His funniest on stage faux pas was while singing ‘You Raise Me Up’ solo in 2006 with the Central Otago Regional Choir. “I had a little moment, is it ‘until you come and share a while, or sit a while with me?’ Unfortunately it came out as the two of them – shit a while.” On another occasion he almost stepped off the stage. “Luckily I used my shuffle method but some of the cast almost had kittens.”
Mark’s won an Australian composition competition, was runner-up of the Otago Southland Presbyterian Church hymn-writing competition with ‘Come Let Us Sing, won the Heart of the District Arts Award and the Royal NZ Foundation of the Blind’s Blind Achiever’s Award. He’s recorded a solo jazz piano album, other recordings and albums, including his original Christian and contemplative songs, and had an original Christmas Carol, ‘You Are Born In Us Again’, published and recorded by the NZ Hymn Book Trust.
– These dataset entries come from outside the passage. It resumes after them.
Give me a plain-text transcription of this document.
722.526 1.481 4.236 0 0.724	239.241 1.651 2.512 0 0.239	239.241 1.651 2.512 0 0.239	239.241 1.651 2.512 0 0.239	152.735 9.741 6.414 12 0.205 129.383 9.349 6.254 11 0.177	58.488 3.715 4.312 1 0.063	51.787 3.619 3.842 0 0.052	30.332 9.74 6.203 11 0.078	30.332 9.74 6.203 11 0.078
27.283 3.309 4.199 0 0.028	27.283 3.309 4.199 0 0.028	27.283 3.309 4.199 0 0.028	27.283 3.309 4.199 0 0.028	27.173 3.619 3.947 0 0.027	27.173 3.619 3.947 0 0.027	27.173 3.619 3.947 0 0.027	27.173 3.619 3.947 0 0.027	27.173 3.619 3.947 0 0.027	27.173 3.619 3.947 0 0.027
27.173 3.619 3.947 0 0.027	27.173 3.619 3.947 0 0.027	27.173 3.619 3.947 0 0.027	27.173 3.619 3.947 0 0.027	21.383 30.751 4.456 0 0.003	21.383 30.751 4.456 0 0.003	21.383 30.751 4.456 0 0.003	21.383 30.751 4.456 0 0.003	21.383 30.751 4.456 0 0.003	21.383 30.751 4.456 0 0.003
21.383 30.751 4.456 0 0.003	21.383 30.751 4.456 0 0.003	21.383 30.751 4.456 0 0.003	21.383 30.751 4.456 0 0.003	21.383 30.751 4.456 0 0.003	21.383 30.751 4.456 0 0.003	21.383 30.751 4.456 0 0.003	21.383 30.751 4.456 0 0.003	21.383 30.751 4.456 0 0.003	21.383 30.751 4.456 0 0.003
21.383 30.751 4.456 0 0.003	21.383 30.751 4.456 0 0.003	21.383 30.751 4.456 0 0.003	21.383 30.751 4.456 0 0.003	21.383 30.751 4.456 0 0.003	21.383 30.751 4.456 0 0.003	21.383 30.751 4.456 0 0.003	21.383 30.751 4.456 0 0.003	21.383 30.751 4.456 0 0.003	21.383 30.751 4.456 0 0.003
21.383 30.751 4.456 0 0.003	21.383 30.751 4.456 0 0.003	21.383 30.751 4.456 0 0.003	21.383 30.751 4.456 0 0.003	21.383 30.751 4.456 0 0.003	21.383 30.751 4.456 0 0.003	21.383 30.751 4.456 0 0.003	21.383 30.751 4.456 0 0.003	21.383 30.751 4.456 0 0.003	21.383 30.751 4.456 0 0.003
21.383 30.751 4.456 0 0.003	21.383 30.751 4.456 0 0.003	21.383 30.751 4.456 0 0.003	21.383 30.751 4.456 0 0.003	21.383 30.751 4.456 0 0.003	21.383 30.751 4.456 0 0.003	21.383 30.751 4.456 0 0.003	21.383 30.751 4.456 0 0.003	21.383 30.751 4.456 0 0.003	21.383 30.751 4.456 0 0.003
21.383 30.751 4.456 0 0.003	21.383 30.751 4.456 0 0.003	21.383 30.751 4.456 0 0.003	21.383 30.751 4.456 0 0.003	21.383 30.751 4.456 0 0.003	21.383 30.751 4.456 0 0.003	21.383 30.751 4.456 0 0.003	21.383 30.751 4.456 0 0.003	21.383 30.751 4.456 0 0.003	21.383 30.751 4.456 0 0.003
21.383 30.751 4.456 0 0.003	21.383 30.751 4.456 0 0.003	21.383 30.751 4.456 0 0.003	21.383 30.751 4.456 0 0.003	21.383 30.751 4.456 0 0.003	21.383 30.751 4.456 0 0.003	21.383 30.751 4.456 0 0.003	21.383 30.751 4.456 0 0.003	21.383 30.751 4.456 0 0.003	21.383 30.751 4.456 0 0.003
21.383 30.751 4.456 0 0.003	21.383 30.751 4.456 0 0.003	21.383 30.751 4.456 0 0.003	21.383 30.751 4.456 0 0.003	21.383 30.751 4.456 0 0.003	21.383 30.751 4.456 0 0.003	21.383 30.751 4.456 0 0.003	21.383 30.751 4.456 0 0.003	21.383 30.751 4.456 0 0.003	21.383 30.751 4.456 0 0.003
He shudders at being ‘pigeon-holed’ into one genre, describing himself as ‘eclectic’.
A second bout with brain cancer has had him temporarily off the local stage this year (2022) but after successful treatments he’s hoping to return soon.
“Music, Emma, and my whole family, have been a tower of strength. People talk about cooking and gardening as therapy. Music is for me,” he says. “It produces endorphins. It calms me, but also excites me. It can reflect what personality or mood I’m in. It’s a type of expression.”